In some sense, what you might have suspected from the first day of high-school chemistry is true: The periodic table is a colossal waste of time. Nine out of every 10 atoms in the universe are hydrogen, the first element and the major constituent of stars. The other 10 percent of all atoms are helium. That's already 100 percent. The rest of the periodic table, Elements 3 through 118, lithium through ununoctium, barely register on a cosmic scale. The rest of the universe, you and I included, is a rounding error.
The periodic table is a letdown in another sense, too: Given all its columns and rows, it looks like it should contain dozens of different types of elements, but there are really only a few. Most of the table's surface is therefore redundant. Gases like oxygen and nitrogen, semiconductors like carbon and silicon, amorphous powders like sulfur—they tend to cluster on the right, especially in the top quadrant. The variety there is dazzling but quickly fades as you move down or to the left. In fact, three-quarters of the elements on the table are metals. If you built a model of our castle-shaped periodic table by using a brick of each (solid) element, most of the facade would be a rather dull gray.
Still, even though the elements in the top right quadrant are outnumbered—both in terms of the sheer population of atoms in the universe and the spots occupied on the periodic table—they also make up much of our humble home planet. That's especially true in the top layers of the crust that support life. Your body needs two dozen elements to function, and most are from the top right quadrant.
So in that sense, learning about the diversity of the periodic table is not a waste of time (you had to see that coming). Indeed, one of the periodic table's most intriguing mysteries is where that diversity of elements came from. For a long time, scientists assumed the elements had just appeared ex nihilo from the Big Bang. They have since realized that the Big Bang created little but hydrogen and some helium. Instead, the nuclear furnaces operating inside stars like our sun create most elements, by fusing smaller atoms together. Most stars just fuse hydrogen into helium, but larger stars can fuse helium into other elements. Still larger stars in turn fuse those elements into slightly bigger ones, and so on.
Stars create the largest elements (up to the largest natural one, uranium, Element 92) in massive supernova explosions.
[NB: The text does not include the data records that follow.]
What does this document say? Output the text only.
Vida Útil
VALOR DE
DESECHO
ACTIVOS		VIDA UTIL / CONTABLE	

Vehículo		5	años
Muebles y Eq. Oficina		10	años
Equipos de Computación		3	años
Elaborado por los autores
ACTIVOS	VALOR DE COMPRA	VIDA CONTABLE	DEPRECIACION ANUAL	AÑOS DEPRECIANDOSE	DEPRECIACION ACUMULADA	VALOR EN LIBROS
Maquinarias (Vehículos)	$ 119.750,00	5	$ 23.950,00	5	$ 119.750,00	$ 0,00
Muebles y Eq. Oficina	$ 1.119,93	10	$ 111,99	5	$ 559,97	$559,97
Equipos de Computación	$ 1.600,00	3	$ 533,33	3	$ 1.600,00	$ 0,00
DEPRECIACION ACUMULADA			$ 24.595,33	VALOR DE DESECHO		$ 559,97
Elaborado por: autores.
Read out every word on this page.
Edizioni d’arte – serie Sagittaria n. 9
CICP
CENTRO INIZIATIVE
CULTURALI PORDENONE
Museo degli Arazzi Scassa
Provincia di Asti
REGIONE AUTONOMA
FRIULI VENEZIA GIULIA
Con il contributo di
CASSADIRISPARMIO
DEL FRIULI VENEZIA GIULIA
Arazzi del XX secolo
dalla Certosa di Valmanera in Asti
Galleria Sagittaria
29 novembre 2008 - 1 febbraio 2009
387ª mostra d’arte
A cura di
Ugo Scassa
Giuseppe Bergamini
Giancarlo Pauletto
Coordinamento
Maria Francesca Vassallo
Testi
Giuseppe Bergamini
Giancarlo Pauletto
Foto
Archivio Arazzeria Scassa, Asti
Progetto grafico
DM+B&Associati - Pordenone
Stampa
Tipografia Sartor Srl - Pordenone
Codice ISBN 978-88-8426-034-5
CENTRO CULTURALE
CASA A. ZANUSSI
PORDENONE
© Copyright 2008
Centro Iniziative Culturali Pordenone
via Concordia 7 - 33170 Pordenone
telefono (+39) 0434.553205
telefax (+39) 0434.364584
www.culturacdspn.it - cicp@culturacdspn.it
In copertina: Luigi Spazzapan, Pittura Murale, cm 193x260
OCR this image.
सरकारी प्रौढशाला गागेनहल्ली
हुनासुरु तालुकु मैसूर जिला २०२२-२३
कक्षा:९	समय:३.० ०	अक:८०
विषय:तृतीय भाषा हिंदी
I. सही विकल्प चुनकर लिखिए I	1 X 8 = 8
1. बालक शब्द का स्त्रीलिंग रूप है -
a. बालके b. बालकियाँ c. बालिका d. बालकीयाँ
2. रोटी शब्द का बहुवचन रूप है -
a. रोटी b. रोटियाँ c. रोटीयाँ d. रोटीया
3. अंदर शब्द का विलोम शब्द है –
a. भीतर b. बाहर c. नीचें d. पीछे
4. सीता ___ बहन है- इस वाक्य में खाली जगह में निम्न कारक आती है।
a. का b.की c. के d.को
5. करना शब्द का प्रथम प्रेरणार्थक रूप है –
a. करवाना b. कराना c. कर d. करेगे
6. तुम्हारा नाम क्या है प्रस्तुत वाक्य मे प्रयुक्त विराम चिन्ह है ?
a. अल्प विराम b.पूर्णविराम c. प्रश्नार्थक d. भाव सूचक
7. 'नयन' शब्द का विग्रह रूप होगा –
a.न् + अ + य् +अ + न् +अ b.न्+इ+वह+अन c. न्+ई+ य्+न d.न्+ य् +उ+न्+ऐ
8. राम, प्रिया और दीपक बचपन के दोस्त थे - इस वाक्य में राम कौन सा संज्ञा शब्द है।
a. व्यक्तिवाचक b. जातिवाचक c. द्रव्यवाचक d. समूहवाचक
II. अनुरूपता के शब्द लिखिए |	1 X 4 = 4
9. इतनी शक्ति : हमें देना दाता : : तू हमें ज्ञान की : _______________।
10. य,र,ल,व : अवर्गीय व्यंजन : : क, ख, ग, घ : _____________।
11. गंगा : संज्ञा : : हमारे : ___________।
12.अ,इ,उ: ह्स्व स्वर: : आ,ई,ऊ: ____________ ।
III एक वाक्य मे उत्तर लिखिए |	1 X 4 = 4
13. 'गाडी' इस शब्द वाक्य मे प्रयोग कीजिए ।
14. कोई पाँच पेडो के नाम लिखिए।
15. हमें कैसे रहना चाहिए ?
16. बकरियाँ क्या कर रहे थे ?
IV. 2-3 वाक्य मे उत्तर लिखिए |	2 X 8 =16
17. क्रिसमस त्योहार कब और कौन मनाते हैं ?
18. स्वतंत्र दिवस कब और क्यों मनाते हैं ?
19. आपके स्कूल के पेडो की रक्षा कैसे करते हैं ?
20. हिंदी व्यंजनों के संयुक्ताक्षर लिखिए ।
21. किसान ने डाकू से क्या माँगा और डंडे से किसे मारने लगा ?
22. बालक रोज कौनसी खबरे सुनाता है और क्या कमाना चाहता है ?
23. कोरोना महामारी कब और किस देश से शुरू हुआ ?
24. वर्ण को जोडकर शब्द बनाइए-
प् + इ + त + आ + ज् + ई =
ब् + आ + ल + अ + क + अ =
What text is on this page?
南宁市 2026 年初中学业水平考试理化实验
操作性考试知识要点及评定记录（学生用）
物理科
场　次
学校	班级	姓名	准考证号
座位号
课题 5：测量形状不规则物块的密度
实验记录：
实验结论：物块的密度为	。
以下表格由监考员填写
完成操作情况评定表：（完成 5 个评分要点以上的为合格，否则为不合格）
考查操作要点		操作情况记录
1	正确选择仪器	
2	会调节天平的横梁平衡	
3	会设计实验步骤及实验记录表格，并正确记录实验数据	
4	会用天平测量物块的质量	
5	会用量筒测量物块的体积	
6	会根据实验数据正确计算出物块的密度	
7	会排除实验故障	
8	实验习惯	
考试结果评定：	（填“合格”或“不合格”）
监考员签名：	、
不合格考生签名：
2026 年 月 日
Supernovae also spread elements once concentrated in stars across galaxies and can trigger the formation of planets and solar systems. So ultimately, the entire periodic table is contained inside hydrogen, since it serves as the building block for everything else.
Over the years, humans have managed to incorporate nearly every element, light and weighty, common and obscure, into our daily lives. And given how small atoms are and how many of them there are all around us, it's almost certain that your body has at least brushed against an atom of every single natural element on the periodic table. A typical piece of modern electronics contains dozens and dozens of elements, and even the heaviest natural element, uranium, appears in most granite countertops. A few smaller elements (e.g., technetium, Element 43) once appeared in nature but do not any more—they were fragile and disintegrated long ago. But atmospheric nuclear bomb tests in the 1950s created new versions of these disappeared elements, and traces of many still linger in the air. What was the main element in those nuclear bombs, the progenitor of all those elements? Hydrogen, naturally.